Il faut dire que tout ceci n’est pas sans précédent, là encore. Il faudrait parler du rôle de la jeune BBC face à la grève générale de 1926 ; à celui du Daily Mail et sa fausse « lettre de Zinoviev » aux travaillistes à la veille des élections d’octobre 1924 ; aux rumeurs d’espionnage pour le compte de l’URSS dirigées contre le Premier ministre travailliste, Harold Wilson, à la fin des années 1960.

Les années 1980 représentent un seuil dans cette histoire et dans les années 1990, on peut parler d’un basculement et d’un délitement de tout l’héritage ouvrier du XXe siècle et de cette espèce de pilier syndical de l’État britannique d’après-guerre – il y avait quand même 13 200 000 syndiqués en 1980 ! Au gré de la désindustrialisation, de la montée du chômage de masse et des lois antisyndicales, il y a un reflux de cette construction sociale et politique gigantesque, centrale dans la culture politique britannique, et ce reflux devient une véritable relégation symbolique dans des médias appliqués à célébrer la nouveauté de la fin de la guerre froide et de la disparition des bastions du monde ouvrier le plus familier.

C’est sur ce terreau que Tony Blair arrive au pouvoir.

Blair est élu avec une forte majorité absolue en 1997. Blair est soutenu médiatiquement par le principal soutien historique de la droite, c’est-à-dire Rupert Murdoch et le journal le Sun. Quand Blair est élu, le Sun fait une première page où il titre : « It’s the Sun wot won it ». C’est une expression d’anglais oral un peu cockney, un peu familière, qui signifie : « C’est grâce à nous ». Donc quand on dit « Blair, c’est la droite », ce n’est pas juste des procès d’intention. Dans le succès médiatique de ce néo-travaillisme il y a une espèce de fétichisme du nouveau, c’est la nouvelle économie, le nouvel ordre post-guerre froide après la chute du Mur, etc., on est encore dans ce moment-là de triomphalisme et il y a un réalignement médiatique sur cette « gauche moderne ». Pourquoi elle est moderne ? Parce que Blair fait abolir dans un vote du Congrès la clause IV de la constitution du parti travailliste qui disait de manière vague que le parti travailliste visait la propriété commune des moyens de production.
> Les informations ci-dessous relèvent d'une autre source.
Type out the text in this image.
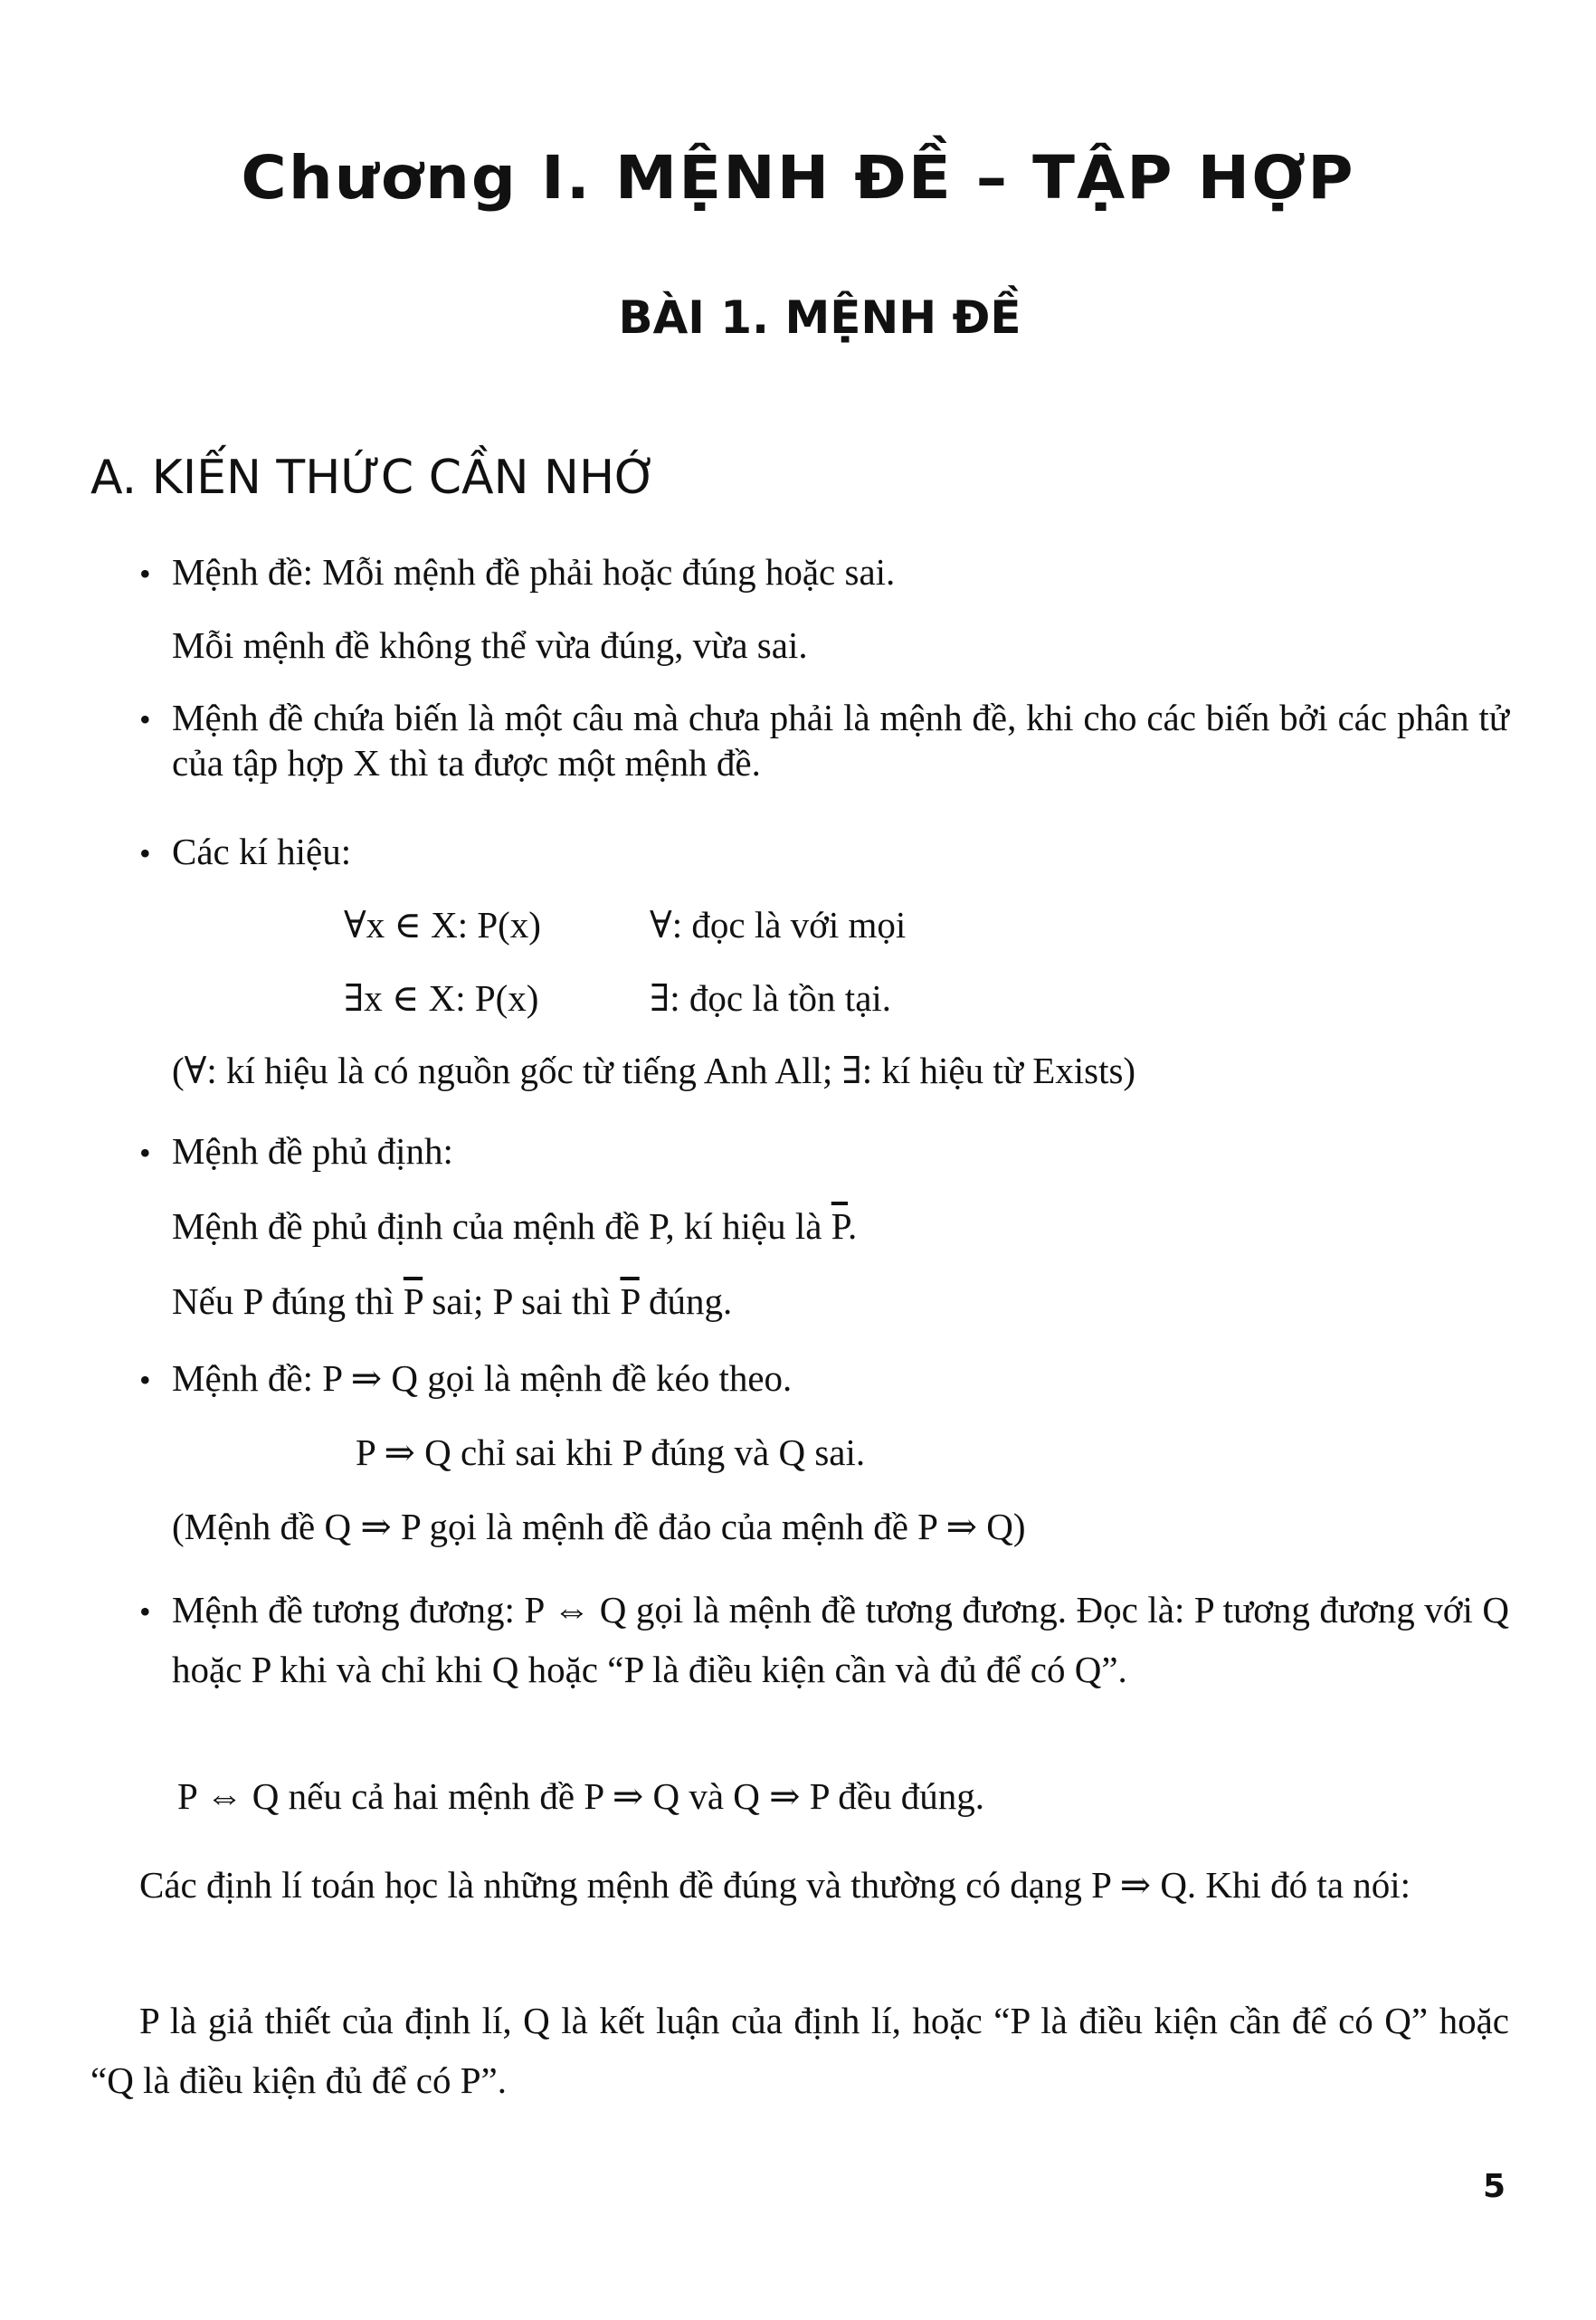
Chương I. MỆNH ĐỀ – TẬP HỢP
BÀI 1. MỆNH ĐỀ
A. KIẾN THỨC CẦN NHỚ
• Mệnh đề: Mỗi mệnh đề phải hoặc đúng hoặc sai.
Mỗi mệnh đề không thể vừa đúng, vừa sai.
• Mệnh đề chứa biến là một câu mà chưa phải là mệnh đề, khi cho các biến bởi các phân tử của tập hợp X thì ta được một mệnh đề.
• Các kí hiệu:
∀x ∈ X: P(x)	∀: đọc là với mọi
∃x ∈ X: P(x)	∃: đọc là tồn tại.
(∀: kí hiệu là có nguồn gốc từ tiếng Anh All; ∃: kí hiệu từ Exists)
• Mệnh đề phủ định:
Mệnh đề phủ định của mệnh đề P, kí hiệu là $\overline{P}$.
Nếu P đúng thì $\overline{P}$ sai; P sai thì $\overline{P}$ đúng.
• Mệnh đề: P ⇒ Q gọi là mệnh đề kéo theo.
P ⇒ Q chỉ sai khi P đúng và Q sai.
(Mệnh đề Q ⇒ P gọi là mệnh đề đảo của mệnh đề P ⇒ Q)
• Mệnh đề tương đương: P ⇔ Q gọi là mệnh đề tương đương. Đọc là: P tương đương với Q hoặc P khi và chỉ khi Q hoặc “P là điều kiện cần và đủ để có Q”.
P ⇔ Q nếu cả hai mệnh đề P ⇒ Q và Q ⇒ P đều đúng.
Các định lí toán học là những mệnh đề đúng và thường có dạng P ⇒ Q. Khi đó ta nói:
P là giả thiết của định lí, Q là kết luận của định lí, hoặc “P là điều kiện cần để có Q” hoặc “Q là điều kiện đủ để có P”.
5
Cette formule censée représenter l’ambition « socialiste » du travaillisme faisait signe en direction de politiques de nationalisation, d’étatisation, sans que l’on puisse même parler de socialisme d’État. En tout cas, symboliquement, le renoncement formel à cette clause IV était le signal d’une « modernisation », où le marché, la libre concurrence, l’entreprise étaient maintenant mis au centre, c’est ça qui compte !

Et comment les médias de gauche réagissent-ils à ce moment-là ?
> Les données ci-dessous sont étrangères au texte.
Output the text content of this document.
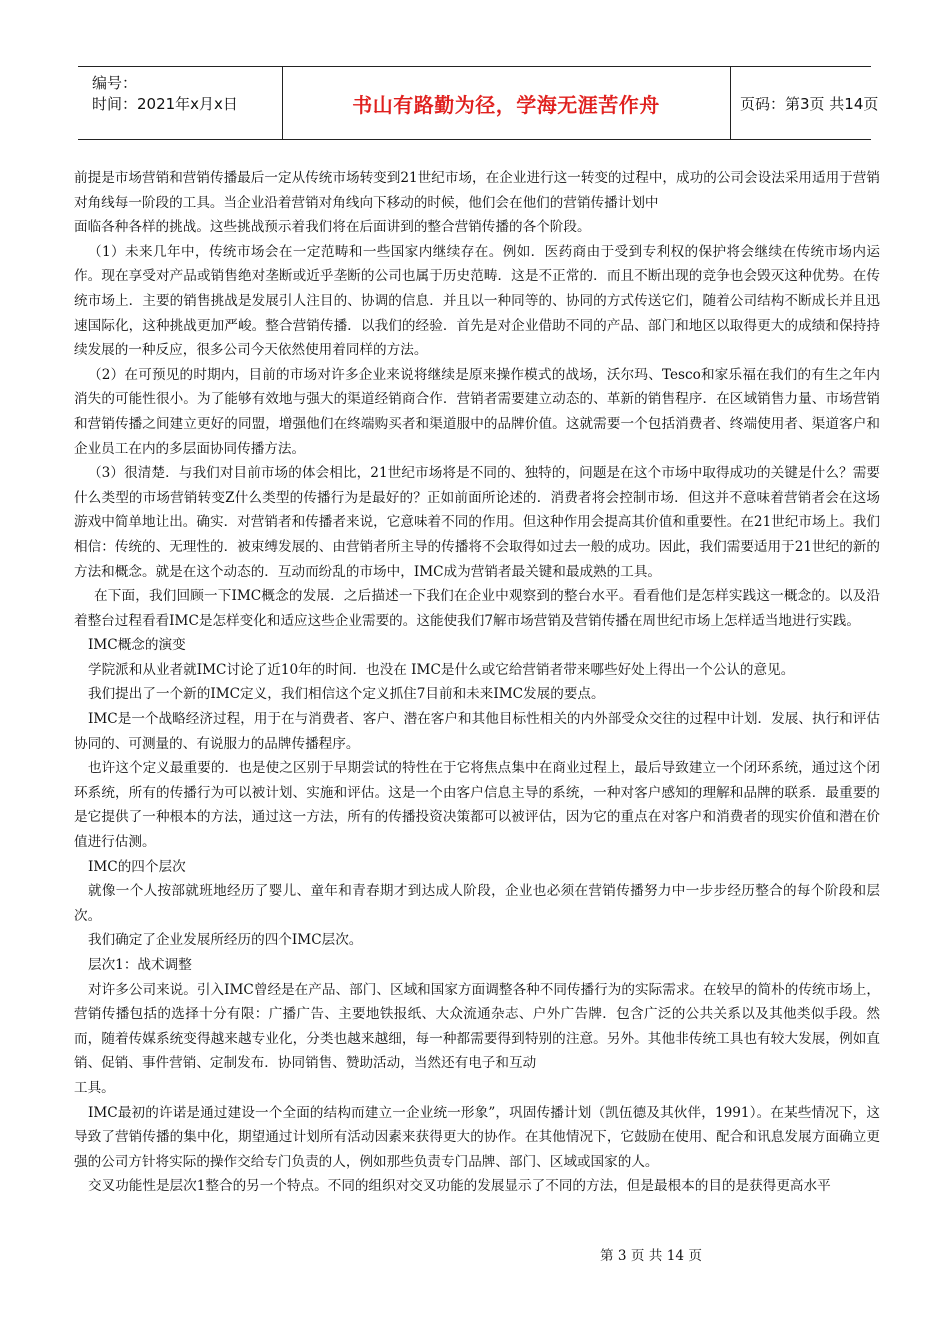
编号：
时间：2021年x月x日	书山有路勤为径，学海无涯苦作舟	页码：第3页 共14页

前提是市场营销和营销传播最后一定从传统市场转变到21世纪市场，在企业进行这一转变的过程中，成功的公司会设法采用适用于营销对角线每一阶段的工具。当企业沿着营销对角线向下移动的时候，他们会在他们的营销传播计划中

面临各种各样的挑战。这些挑战预示着我们将在后面讲到的整合营销传播的各个阶段。

（1）未来几年中，传统市场会在一定范畴和一些国家内继续存在。例如．医药商由于受到专利权的保护将会继续在传统市场内运作。现在享受对产品或销售绝对垄断或近乎垄断的公司也属于历史范畴．这是不正常的．而且不断出现的竞争也会毁灭这种优势。在传统市场上．主要的销售挑战是发展引人注目的、协调的信息．并且以一种同等的、协同的方式传送它们，随着公司结构不断成长并且迅速国际化，这种挑战更加严峻。整合营销传播．以我们的经验．首先是对企业借助不同的产品、部门和地区以取得更大的成绩和保持持续发展的一种反应，很多公司今天依然使用着同样的方法。

（2）在可预见的时期内，目前的市场对许多企业来说将继续是原来操作模式的战场，沃尔玛、Tesco和家乐福在我们的有生之年内消失的可能性很小。为了能够有效地与强大的渠道经销商合作．营销者需要建立动态的、革新的销售程序．在区域销售力量、市场营销和营销传播之间建立更好的同盟，增强他们在终端购买者和渠道服中的品牌价值。这就需要一个包括消费者、终端使用者、渠道客户和企业员工在内的多层面协同传播方法。

（3）很清楚．与我们对目前市场的体会相比，21世纪市场将是不同的、独特的，问题是在这个市场中取得成功的关键是什么？需要什么类型的市场营销转变Z什么类型的传播行为是最好的？正如前面所论述的．消费者将会控制市场．但这并不意味着营销者会在这场游戏中简单地让出。确实．对营销者和传播者来说，它意味着不同的作用。但这种作用会提高其价值和重要性。在21世纪市场上。我们相信：传统的、无理性的．被束缚发展的、由营销者所主导的传播将不会取得如过去一般的成功。因此，我们需要适用于21世纪的新的方法和概念。就是在这个动态的．互动而纷乱的市场中，IMC成为营销者最关键和最成熟的工具。

在下面，我们回顾一下IMC概念的发展．之后描述一下我们在企业中观察到的整台水平。看看他们是怎样实践这一概念的。以及沿着整台过程看看IMC是怎样变化和适应这些企业需要的。这能使我们7解市场营销及营销传播在周世纪市场上怎样适当地进行实践。

IMC概念的演变

学院派和从业者就IMC讨论了近10年的时间．也没在 IMC是什么或它给营销者带来哪些好处上得出一个公认的意见。

我们提出了一个新的IMC定义，我们相信这个定义抓住7目前和未来IMC发展的要点。

IMC是一个战略经济过程，用于在与消费者、客户、潜在客户和其他目标性相关的内外部受众交往的过程中计划．发展、执行和评估协同的、可测量的、有说服力的品牌传播程序。

也许这个定义最重要的．也是使之区别于早期尝试的特性在于它将焦点集中在商业过程上，最后导致建立一个闭环系统，通过这个闭环系统，所有的传播行为可以被计划、实施和评估。这是一个由客户信息主导的系统，一种对客户感知的理解和品牌的联系．最重要的是它提供了一种根本的方法，通过这一方法，所有的传播投资决策都可以被评估，因为它的重点在对客户和消费者的现实价值和潜在价值进行估测。

IMC的四个层次

就像一个人按部就班地经历了婴儿、童年和青春期才到达成人阶段，企业也必须在营销传播努力中一步步经历整合的每个阶段和层次。

我们确定了企业发展所经历的四个IMC层次。

层次1：战术调整

对许多公司来说。引入IMC曾经是在产品、部门、区域和国家方面调整各种不同传播行为的实际需求。在较早的简朴的传统市场上，营销传播包括的选择十分有限：广播广告、主要地铁报纸、大众流通杂志、户外广告牌．包含广泛的公共关系以及其他类似手段。然而，随着传媒系统变得越来越专业化，分类也越来越细，每一种都需要得到特别的注意。另外。其他非传统工具也有较大发展，例如直销、促销、事件营销、定制发布．协同销售、赞助活动，当然还有电子和互动

工具。

IMC最初的许诺是通过建设一个全面的结构而建立一企业统一形象”，巩固传播计划（凯伍德及其伙伴，1991）。在某些情况下，这导致了营销传播的集中化，期望通过计划所有活动因素来获得更大的协作。在其他情况下，它鼓励在使用、配合和讯息发展方面确立更强的公司方针将实际的操作交给专门负责的人，例如那些负责专门品牌、部门、区域或国家的人。

交叉功能性是层次1整合的另一个特点。不同的组织对交叉功能的发展显示了不同的方法，但是最根本的目的是获得更高水平

第 3 页 共 14 页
Les médias de gauche, c’est quoi, en Grande-Bretagne ? Souvent, on pense que dans la presse, le média de gauche, de centre gauche, principal serait le Guardian. Et l’Observer. Au vu des dernières années, on a du mal à se dire ça. Au Guardian, qui est une expression du centre gauche travailliste, on peut parfois trouver des travaux d’enquête très poussés, la révélation de vraies affaires, des choses magnifiques sur le plan journalistique. Après, il y a ce qui relève de la routine informationnelle qui n’est pas du tout du même ordre et qui est finalement très conformiste.
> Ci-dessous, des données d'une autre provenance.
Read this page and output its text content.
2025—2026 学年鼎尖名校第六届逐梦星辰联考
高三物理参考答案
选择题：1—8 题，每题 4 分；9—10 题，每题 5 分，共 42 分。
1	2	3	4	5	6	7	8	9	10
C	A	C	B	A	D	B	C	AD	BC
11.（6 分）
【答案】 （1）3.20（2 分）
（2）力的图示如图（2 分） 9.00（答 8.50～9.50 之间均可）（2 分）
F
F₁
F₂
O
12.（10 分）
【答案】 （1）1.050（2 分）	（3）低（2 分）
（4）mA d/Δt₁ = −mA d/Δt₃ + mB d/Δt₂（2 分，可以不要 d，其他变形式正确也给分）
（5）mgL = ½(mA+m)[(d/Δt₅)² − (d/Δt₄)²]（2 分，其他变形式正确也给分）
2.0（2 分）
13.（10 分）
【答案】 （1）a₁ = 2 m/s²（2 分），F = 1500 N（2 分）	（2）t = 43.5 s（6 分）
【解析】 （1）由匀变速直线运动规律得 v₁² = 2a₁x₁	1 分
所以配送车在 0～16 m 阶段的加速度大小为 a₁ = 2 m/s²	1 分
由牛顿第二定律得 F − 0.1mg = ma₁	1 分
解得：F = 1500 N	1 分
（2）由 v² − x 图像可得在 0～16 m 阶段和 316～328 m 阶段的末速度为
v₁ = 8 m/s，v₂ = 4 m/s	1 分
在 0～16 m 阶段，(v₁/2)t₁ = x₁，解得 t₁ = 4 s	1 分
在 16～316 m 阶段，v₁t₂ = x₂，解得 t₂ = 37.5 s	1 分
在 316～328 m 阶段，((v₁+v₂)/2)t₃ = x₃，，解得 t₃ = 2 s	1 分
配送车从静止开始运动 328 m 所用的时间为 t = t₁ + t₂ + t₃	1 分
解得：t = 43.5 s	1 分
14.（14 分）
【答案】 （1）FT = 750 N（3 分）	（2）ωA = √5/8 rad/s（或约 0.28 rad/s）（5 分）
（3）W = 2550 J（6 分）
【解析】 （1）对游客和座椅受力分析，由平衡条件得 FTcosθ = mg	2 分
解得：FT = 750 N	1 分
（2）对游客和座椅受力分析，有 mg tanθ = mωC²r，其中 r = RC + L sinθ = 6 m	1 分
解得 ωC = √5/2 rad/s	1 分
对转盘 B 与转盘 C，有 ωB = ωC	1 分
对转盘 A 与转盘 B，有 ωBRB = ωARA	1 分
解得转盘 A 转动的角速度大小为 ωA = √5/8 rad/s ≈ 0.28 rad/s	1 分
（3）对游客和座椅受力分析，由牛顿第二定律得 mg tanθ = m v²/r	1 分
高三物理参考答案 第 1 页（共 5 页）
Le meilleur exemple que je peux donner c’est le magazine du parti communiste britannique. Historiquement le PC britannique a toujours été très petit mais influent, notamment dans le monde syndical. Et surtout, son magazine Marxism Today avait à la fin des années 1980 et au début des années 1990 un rayonnement énorme, jusqu’à voir des ministres conservateurs lui donner des interviews. On pouvait y lire des articles de célébrités de la gauche intellectuelle comme Eric Hobsbawm ou Stuart Hall. Eh bien, même cette revue a contribué à une espèce d’illusion blairiste. Même pour Eric Hobsbawm, le grand historien lié au PC, comme pour beaucoup de gens dans le milieu intellectuel et en lien avec la presse classée à gauche en Grande-Bretagne, il y a une espèce d’adhésion à cette nouveauté travailliste qui prend acte de la chute du Mur, qui prend acte de la désindustrialisation de l’économie britannique et surtout qui permet d’en finir avec un pouvoir conservateur détesté et continuellement au pouvoir pendant 18 ans. Donc il y a une espèce de consensus autour de l’émergence du néo-travaillisme qui veille de son côté à maîtriser son image : les dépenses de communication du gouvernement Blair sont le double de celles de Thatcher qui en faisait déjà beaucoup en la matière.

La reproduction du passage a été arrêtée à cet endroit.